Acute deep vein thrombosis and pulmonary embolism collectively known as venous thromboembolism (VTE), are associated with increased risk of poor clinical sequelae during inpatient hospitalizations. We examined the association of VTE with mortality, readmissions, and costs among patients undergoing emergency general surgery (EGS) operations using a national cohort. Adult hospitalizations for EGS (laparotomy, small bowel resection, large bowel resection, appendectomy, lysis of adhesions, cholecystectomy, and repair of perforated ulcer) within two days of admission were identified in the 2016-18 Nationwide Readmissions Database. Hospitalizations were stratified based on diagnosis of VTE and others (n-VTE). Of an estimated 860,747 EGS patients 7,513, (.87%) developed VTE during the index hospitalization. Patients in the VTE group were on average older (65.5 ± 15.3 vs 54.8 ± 18.6years, P < .001) and more commonly male (46.7 vs 39.3%, P < .001).

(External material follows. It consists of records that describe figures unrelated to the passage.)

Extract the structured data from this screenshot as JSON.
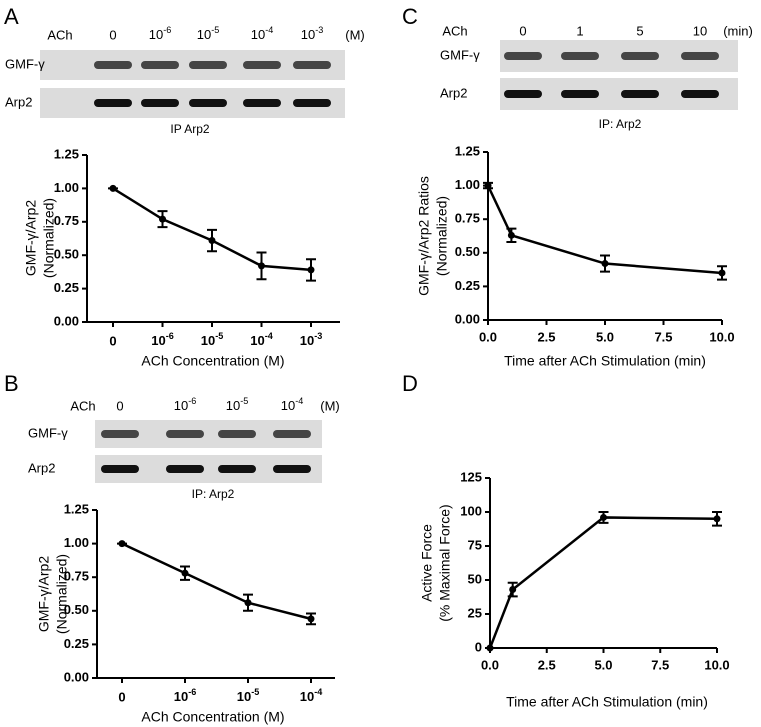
{
  "panels": [
    "A",
    "B",
    "C",
    "D"
  ],
  "blots": [
    {
      "header": "ACh",
      "lanes": [
        "0",
        "10-6",
        "10-5",
        "10-4",
        "10-3"
      ],
      "unit": "(M)",
      "rows": [
        "GMF-γ",
        "Arp2"
      ],
      "caption": "IP Arp2"
    },
    {
      "header": "ACh",
      "lanes": [
        "0",
        "10-6",
        "10-5",
        "10-4"
      ],
      "unit": "(M)",
      "rows": [
        "GMF-γ",
        "Arp2"
      ],
      "caption": "IP: Arp2"
    },
    {
      "header": "ACh",
      "lanes": [
        "0",
        "1",
        "5",
        "10"
      ],
      "unit": "(min)",
      "rows": [
        "GMF-γ",
        "Arp2"
      ],
      "caption": "IP: Arp2"
    }
  ],
  "chart_data": [
    {
      "type": "line",
      "categories": [
        "0",
        "10-6",
        "10-5",
        "10-4",
        "10-3"
      ],
      "values": [
        1.0,
        0.77,
        0.61,
        0.42,
        0.39
      ],
      "errors": [
        0,
        0.06,
        0.08,
        0.1,
        0.08
      ],
      "color": "#000000",
      "ylim": [
        0,
        1.25
      ],
      "yticks": [
        {
          "value": 0,
          "label": "0.00"
        },
        0.25,
        {
          "value": 0.5,
          "label": "0.50"
        },
        0.75,
        {
          "value": 1,
          "label": "1.00"
        },
        1.25
      ],
      "xlabel": "ACh Concentration (M)",
      "ylabel": [
        "GMF-γ/Arp2",
        "(Normalized)"
      ]
    },
    {
      "type": "line",
      "categories": [
        "0",
        "10-6",
        "10-5",
        "10-4"
      ],
      "values": [
        1.0,
        0.78,
        0.56,
        0.44
      ],
      "errors": [
        0,
        0.05,
        0.06,
        0.04
      ],
      "color": "#000000",
      "ylim": [
        0,
        1.25
      ],
      "yticks": [
        {
          "value": 0,
          "label": "0.00"
        },
        0.25,
        {
          "value": 0.5,
          "label": "0.50"
        },
        0.75,
        {
          "value": 1,
          "label": "1.00"
        },
        1.25
      ],
      "xlabel": "ACh Concentration (M)",
      "ylabel": [
        "GMF-γ/Arp2",
        "(Normalized)"
      ]
    },
    {
      "type": "xyline",
      "x": [
        0,
        1,
        5,
        10
      ],
      "values": [
        1.0,
        0.63,
        0.42,
        0.35
      ],
      "errors": [
        0.02,
        0.05,
        0.06,
        0.05
      ],
      "color": "#000000",
      "xlim": [
        0,
        10
      ],
      "xticks": [
        {
          "value": 0,
          "label": "0.0"
        },
        2.5,
        {
          "value": 5,
          "label": "5.0"
        },
        7.5,
        {
          "value": 10,
          "label": "10.0"
        }
      ],
      "ylim": [
        0,
        1.25
      ],
      "yticks": [
        {
          "value": 0,
          "label": "0.00"
        },
        0.25,
        {
          "value": 0.5,
          "label": "0.50"
        },
        0.75,
        {
          "value": 1,
          "label": "1.00"
        },
        1.25
      ],
      "xlabel": "Time after ACh Stimulation (min)",
      "ylabel": [
        "GMF-γ/Arp2 Ratios",
        "(Normalized)"
      ]
    },
    {
      "type": "xyline",
      "x": [
        0,
        1,
        5,
        10
      ],
      "values": [
        0,
        43,
        96,
        95
      ],
      "errors": [
        0,
        5,
        4,
        5
      ],
      "color": "#000000",
      "xlim": [
        0,
        10
      ],
      "xticks": [
        {
          "value": 0,
          "label": "0.0"
        },
        2.5,
        {
          "value": 5,
          "label": "5.0"
        },
        7.5,
        {
          "value": 10,
          "label": "10.0"
        }
      ],
      "ylim": [
        0,
        125
      ],
      "yticks": [
        0,
        25,
        50,
        75,
        100,
        125
      ],
      "xlabel": "Time after ACh Stimulation (min)",
      "ylabel": [
        "Active Force",
        "(% Maximal Force)"
      ]
    }
  ]
}
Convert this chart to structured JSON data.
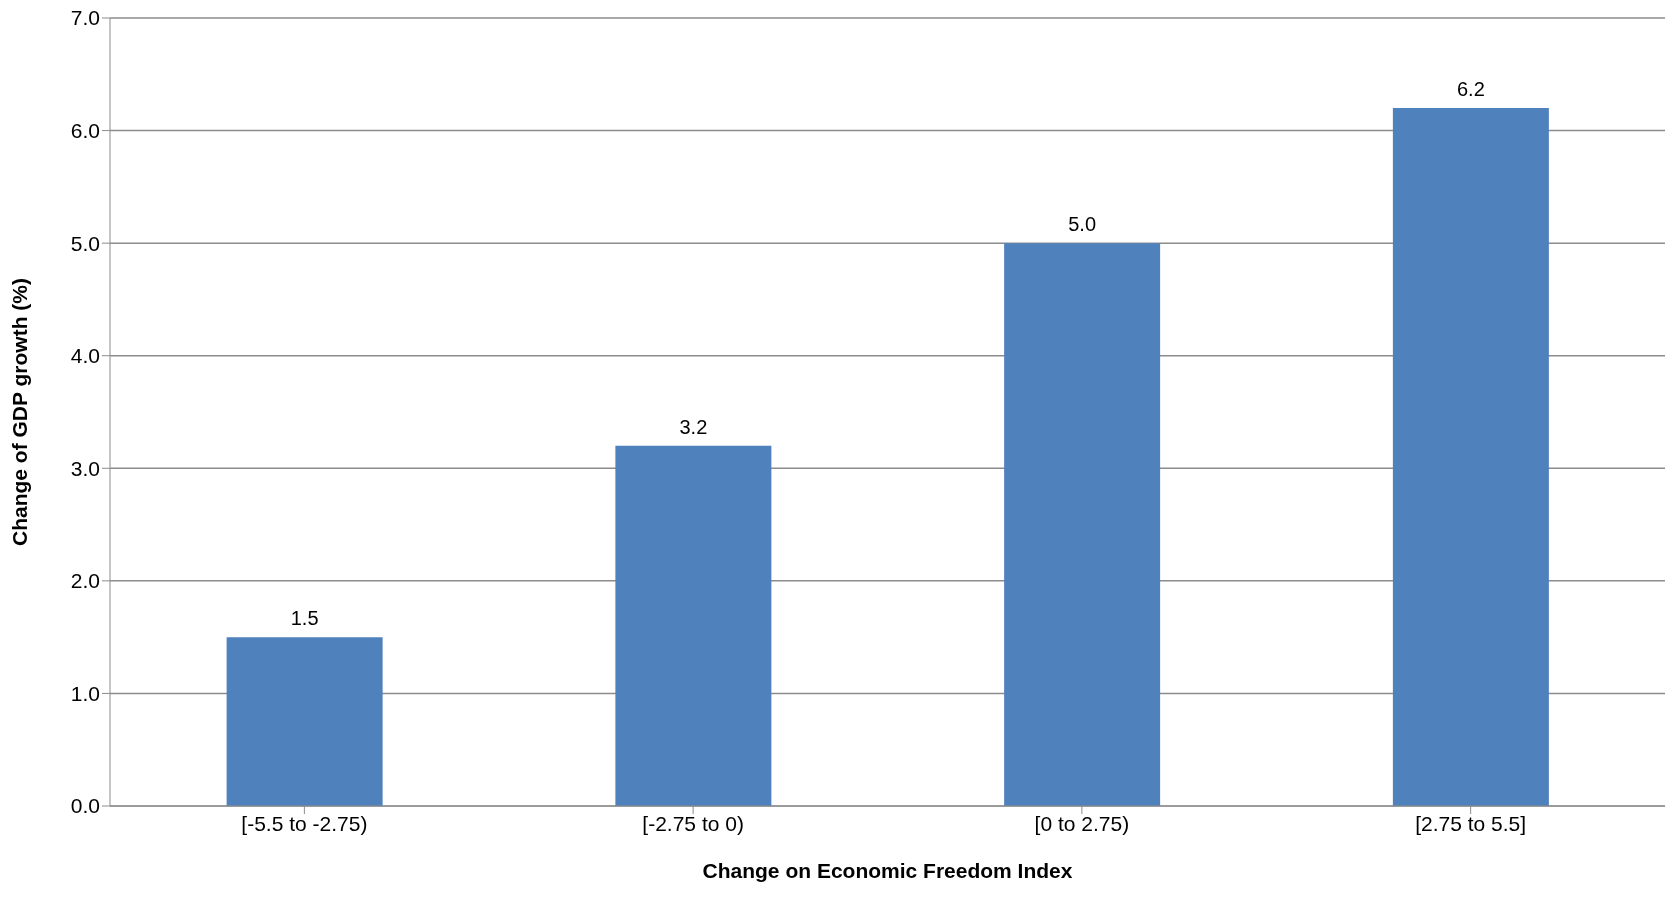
{
  "chart_data": {
    "type": "bar",
    "xlabel": "Change on Economic Freedom Index",
    "ylabel": "Change of GDP growth (%)",
    "categories": [
      "[-5.5 to -2.75)",
      "[-2.75 to 0)",
      "[0 to 2.75)",
      "[2.75 to 5.5]"
    ],
    "values": [
      1.5,
      3.2,
      5.0,
      6.2
    ],
    "color": "#4f81bd",
    "value_labels": [
      "1.5",
      "3.2",
      "5.0",
      "6.2"
    ],
    "ylim": [
      0,
      7
    ],
    "yticks": [
      {
        "value": 0,
        "label": "0.0"
      },
      {
        "value": 1,
        "label": "1.0"
      },
      {
        "value": 2,
        "label": "2.0"
      },
      {
        "value": 3,
        "label": "3.0"
      },
      {
        "value": 4,
        "label": "4.0"
      },
      {
        "value": 5,
        "label": "5.0"
      },
      {
        "value": 6,
        "label": "6.0"
      },
      {
        "value": 7,
        "label": "7.0"
      }
    ],
    "grid": "y"
  }
}
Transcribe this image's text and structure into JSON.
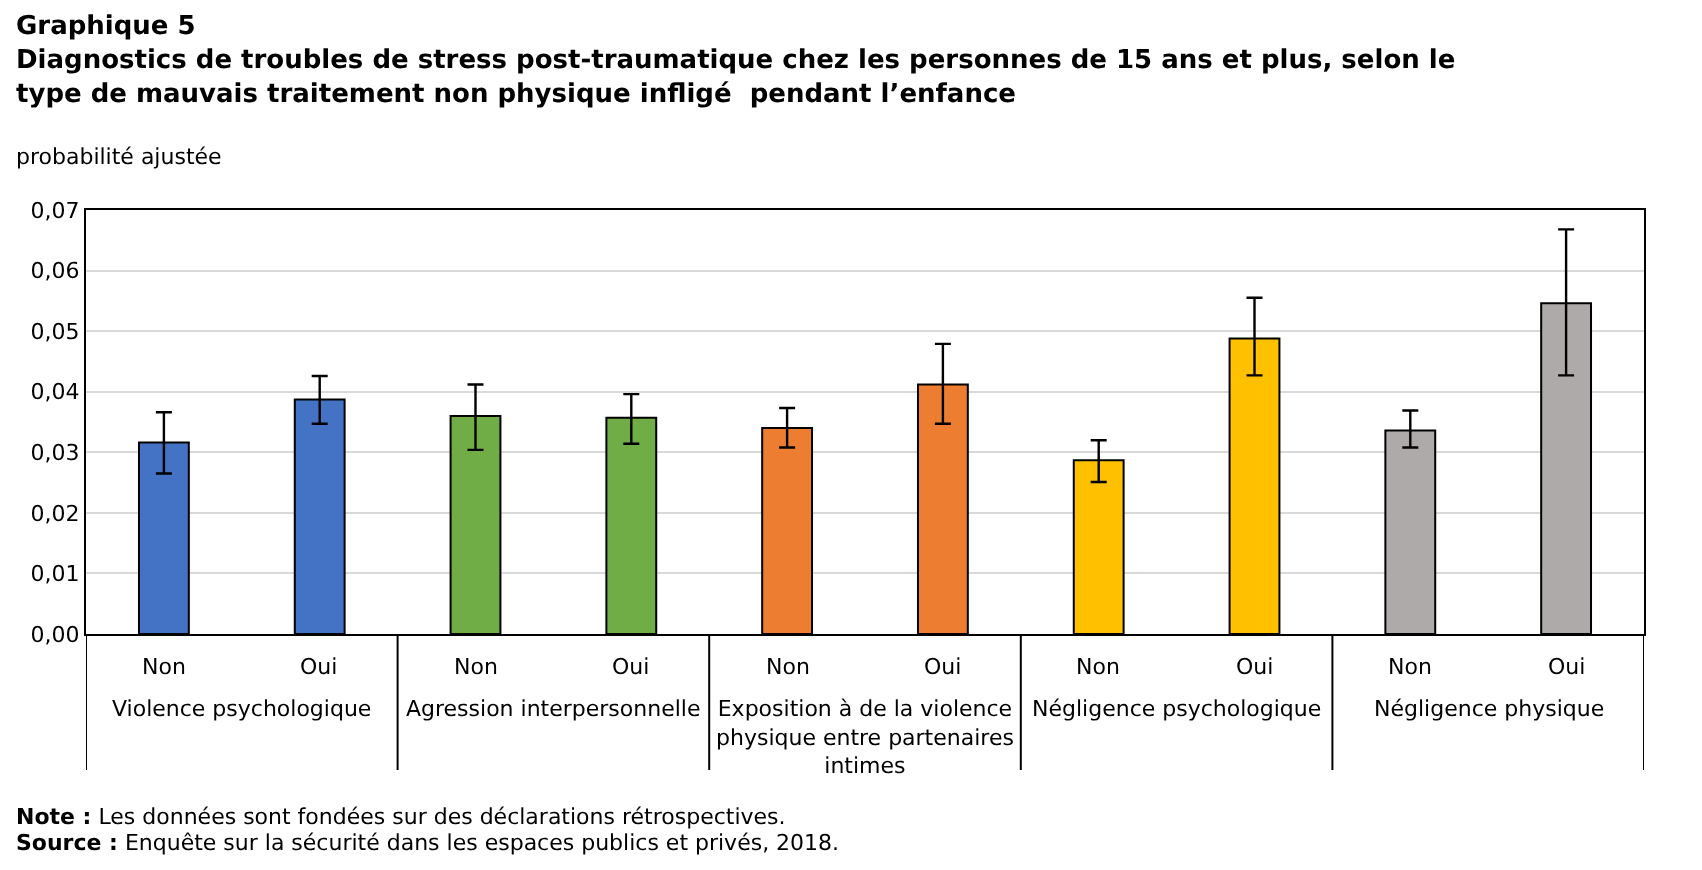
{
  "chart_data": {
    "type": "bar",
    "title": "Graphique 5",
    "subtitle": "Diagnostics de troubles de stress post-traumatique chez les personnes de 15 ans et plus, selon le type de mauvais traitement non physique infligé  pendant l’enfance",
    "ylabel": "probabilité ajustée",
    "categories": [
      "Non",
      "Oui",
      "Non",
      "Oui",
      "Non",
      "Oui",
      "Non",
      "Oui",
      "Non",
      "Oui"
    ],
    "values": [
      0.0316,
      0.0387,
      0.036,
      0.0357,
      0.034,
      0.0412,
      0.0287,
      0.0488,
      0.0336,
      0.0546
    ],
    "colors": [
      "#4472c4",
      "#4472c4",
      "#70ad47",
      "#70ad47",
      "#ed7d31",
      "#ed7d31",
      "#ffc000",
      "#ffc000",
      "#aeaaaa",
      "#aeaaaa"
    ],
    "errors": [
      [
        0.0265,
        0.0366
      ],
      [
        0.0347,
        0.0426
      ],
      [
        0.0304,
        0.0412
      ],
      [
        0.0314,
        0.0396
      ],
      [
        0.0308,
        0.0373
      ],
      [
        0.0347,
        0.0479
      ],
      [
        0.0251,
        0.032
      ],
      [
        0.0427,
        0.0555
      ],
      [
        0.0308,
        0.0369
      ],
      [
        0.0427,
        0.0668
      ]
    ],
    "ylim": [
      0,
      0.07
    ],
    "yticks": [
      {
        "value": 0,
        "label": "0,00"
      },
      {
        "value": 0.01,
        "label": "0,01"
      },
      {
        "value": 0.02,
        "label": "0,02"
      },
      {
        "value": 0.03,
        "label": "0,03"
      },
      {
        "value": 0.04,
        "label": "0,04"
      },
      {
        "value": 0.05,
        "label": "0,05"
      },
      {
        "value": 0.06,
        "label": "0,06"
      },
      {
        "value": 0.07,
        "label": "0,07"
      }
    ],
    "grid": "y",
    "annotations": [
      "Violence psychologique",
      "Agression interpersonnelle",
      "Exposition à de la violence physique entre partenaires intimes",
      "Négligence psychologique",
      "Négligence physique",
      "Note : Les données sont fondées sur des déclarations rétrospectives.",
      "Source : Enquête sur la sécurité dans les espaces publics et privés, 2018."
    ]
  }
}
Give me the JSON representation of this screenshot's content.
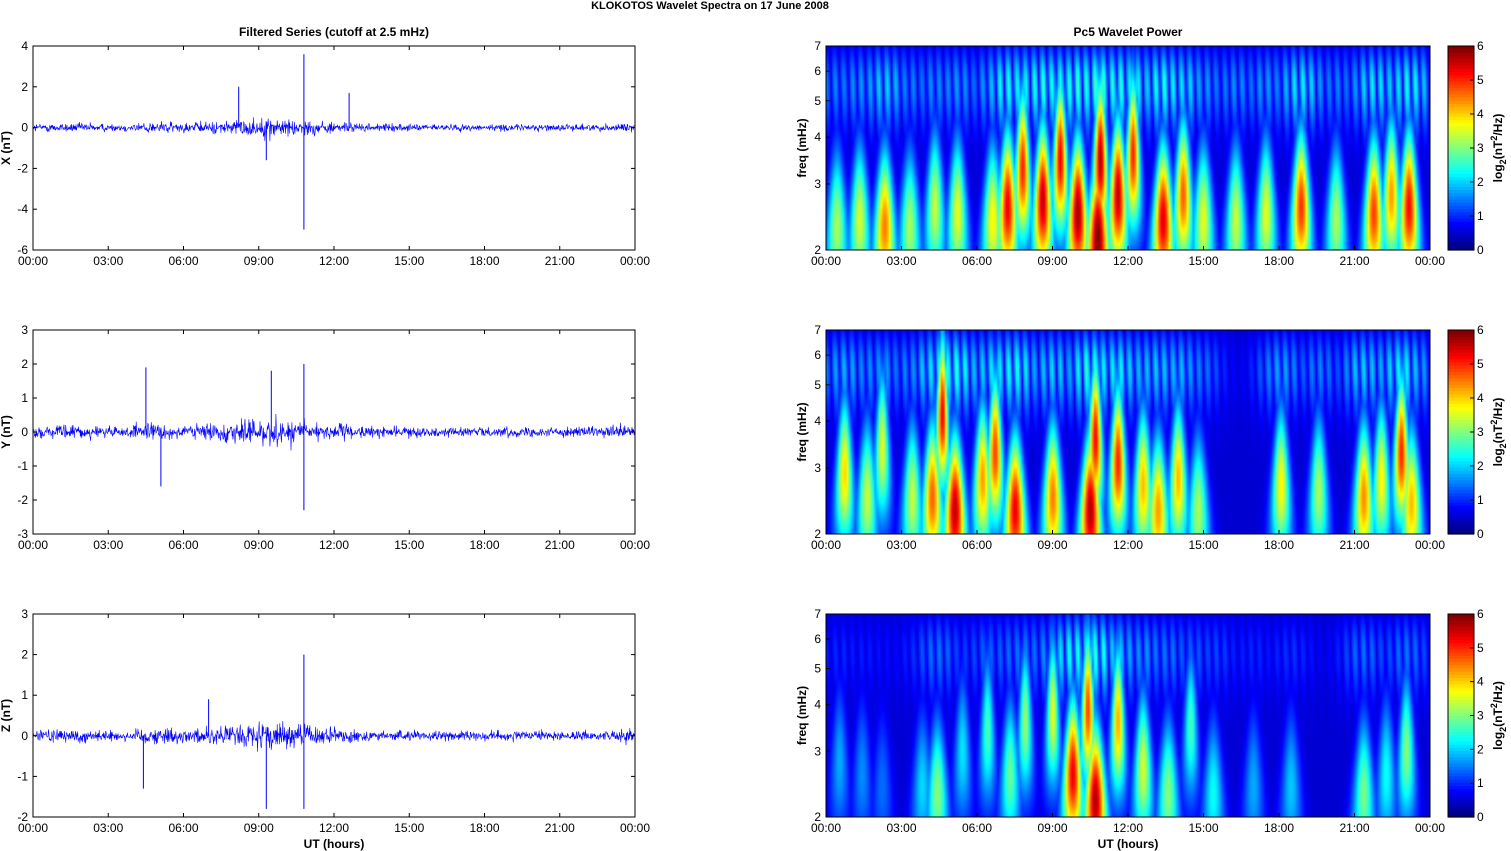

Venous thromboembolism was independently associated with greater odds of mortality (AOR:1.7 95% CI 1.6-1.9), increased costs (+27,700 95% CI 23,100-28,300) and greater odds of 30-day readmissions (AOR 1.3 95% CI 1.2-1.4). Despite national efforts to reduce its incidence, VTE affects nearly 1/100 EGS patients and is associated with increased odds of mortality as well as costs, and readmissions. Tailored approaches are warranted to reduce the impact of this pernicious complication.